A predetermined successive criterion based on optimal loading and progression of sport-specific qualities can strategically and safely progress an athlete from injury to preinjury performance and beyond whilst reducing re-injury risk (Moksnes and Glasgow, 2017; Dhillon, Dhillon and Dhillon, 2017; Serner et al., 2017; Buckthorpe, Frizziero and Roi, 2019; Taberner, Allen and Cohen, 2019). Rehabilitation programmes shift from general recovery and inflammation optimization in the phase immediately following the injury (summarised in the ‘PEACE’ and ‘LOVE’ acronyms (Dubois and Esculier, 2020)), to more sports-specific criteria in subsequent phases that address the increased demands of the sport on the tissues, systems and holistic personhood (Arden et al., 2017; Dhillon, Dhillon and Dhillon, 2017; Moksnes and Glasgow, 2017; Serner et al., 2017; Taberner, Allen and Cohen, 2019; Buckthorpe, Frizziero and Roi, 2019).

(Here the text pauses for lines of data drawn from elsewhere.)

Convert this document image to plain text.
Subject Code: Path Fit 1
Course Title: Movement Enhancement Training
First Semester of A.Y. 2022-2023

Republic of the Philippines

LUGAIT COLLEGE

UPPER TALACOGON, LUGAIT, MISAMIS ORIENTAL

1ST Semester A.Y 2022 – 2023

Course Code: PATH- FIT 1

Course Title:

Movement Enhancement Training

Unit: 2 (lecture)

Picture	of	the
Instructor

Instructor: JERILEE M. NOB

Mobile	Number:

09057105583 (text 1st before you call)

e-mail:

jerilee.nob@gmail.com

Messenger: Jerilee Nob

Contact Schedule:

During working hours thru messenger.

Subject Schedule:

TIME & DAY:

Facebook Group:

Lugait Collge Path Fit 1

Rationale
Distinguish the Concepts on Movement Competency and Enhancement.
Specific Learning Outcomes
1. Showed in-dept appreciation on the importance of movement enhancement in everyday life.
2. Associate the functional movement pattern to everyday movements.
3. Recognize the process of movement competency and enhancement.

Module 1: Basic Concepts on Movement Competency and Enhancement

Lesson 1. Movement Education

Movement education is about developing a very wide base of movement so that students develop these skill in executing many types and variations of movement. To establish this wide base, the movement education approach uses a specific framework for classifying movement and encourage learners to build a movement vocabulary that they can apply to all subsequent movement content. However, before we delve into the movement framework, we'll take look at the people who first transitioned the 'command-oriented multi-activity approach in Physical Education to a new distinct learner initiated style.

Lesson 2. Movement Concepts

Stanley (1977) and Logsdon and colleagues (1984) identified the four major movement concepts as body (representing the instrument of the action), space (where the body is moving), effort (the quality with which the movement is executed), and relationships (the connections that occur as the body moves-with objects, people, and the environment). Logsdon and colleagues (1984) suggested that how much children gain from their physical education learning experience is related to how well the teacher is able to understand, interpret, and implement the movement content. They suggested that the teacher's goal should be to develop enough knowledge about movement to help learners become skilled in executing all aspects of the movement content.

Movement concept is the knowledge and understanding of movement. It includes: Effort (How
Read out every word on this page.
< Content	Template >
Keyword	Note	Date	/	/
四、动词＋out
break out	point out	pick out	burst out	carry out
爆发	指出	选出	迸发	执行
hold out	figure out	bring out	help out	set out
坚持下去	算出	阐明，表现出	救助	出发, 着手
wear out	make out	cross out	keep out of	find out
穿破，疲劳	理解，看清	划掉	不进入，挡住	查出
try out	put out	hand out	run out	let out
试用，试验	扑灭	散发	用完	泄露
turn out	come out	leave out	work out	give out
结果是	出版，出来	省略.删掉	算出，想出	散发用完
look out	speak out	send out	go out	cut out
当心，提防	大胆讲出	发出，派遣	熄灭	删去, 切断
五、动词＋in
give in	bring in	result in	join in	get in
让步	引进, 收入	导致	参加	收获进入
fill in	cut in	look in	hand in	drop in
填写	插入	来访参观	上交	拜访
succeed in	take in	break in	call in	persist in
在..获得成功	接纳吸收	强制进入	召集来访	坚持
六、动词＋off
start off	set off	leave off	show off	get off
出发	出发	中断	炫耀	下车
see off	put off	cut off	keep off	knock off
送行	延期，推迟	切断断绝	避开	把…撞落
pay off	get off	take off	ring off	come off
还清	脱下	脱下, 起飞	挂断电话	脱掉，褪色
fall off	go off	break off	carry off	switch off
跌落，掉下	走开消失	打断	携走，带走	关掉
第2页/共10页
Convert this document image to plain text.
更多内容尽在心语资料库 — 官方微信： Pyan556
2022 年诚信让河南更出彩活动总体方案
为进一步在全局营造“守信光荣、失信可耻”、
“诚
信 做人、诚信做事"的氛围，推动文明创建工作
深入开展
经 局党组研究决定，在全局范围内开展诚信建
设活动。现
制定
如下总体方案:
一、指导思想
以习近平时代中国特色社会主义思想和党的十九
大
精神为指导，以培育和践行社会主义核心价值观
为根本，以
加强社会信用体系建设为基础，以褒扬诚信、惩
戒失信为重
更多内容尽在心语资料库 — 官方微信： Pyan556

Incorporating psychological measures of assessment can support favourable psychosocial parameters being met, increasing rates and minimising time for RTP (Ivarsson et al., 2017; Buckthorpe, Frizziero and Roi, 2019; Nwachukwu et al., 2019; Green et al., 2020 McCrea et al., 2020). Premature RTP decisions and previous injury are risk factors for recurrent injury (Green and Pizzari, 2017; Dingenen and Gokeler, 2017; Green et al., 2020). The Strategic Assessment of Risk and Risk Tolerance (StARRT) framework was developed to consider the specific history and wider athletic context in addition to biomedical factors, the specific stresses placed on the tissue during participation, and the psychosocial variables that augment the decision process and facilitate a more robust RTP decision (Shrier, 2015; Arden et al., 2017; Blanch and Gabbett, 2017; Dingenen and Gokeler, 2017; Buckthorpe, Frizziero and Roi, 2019).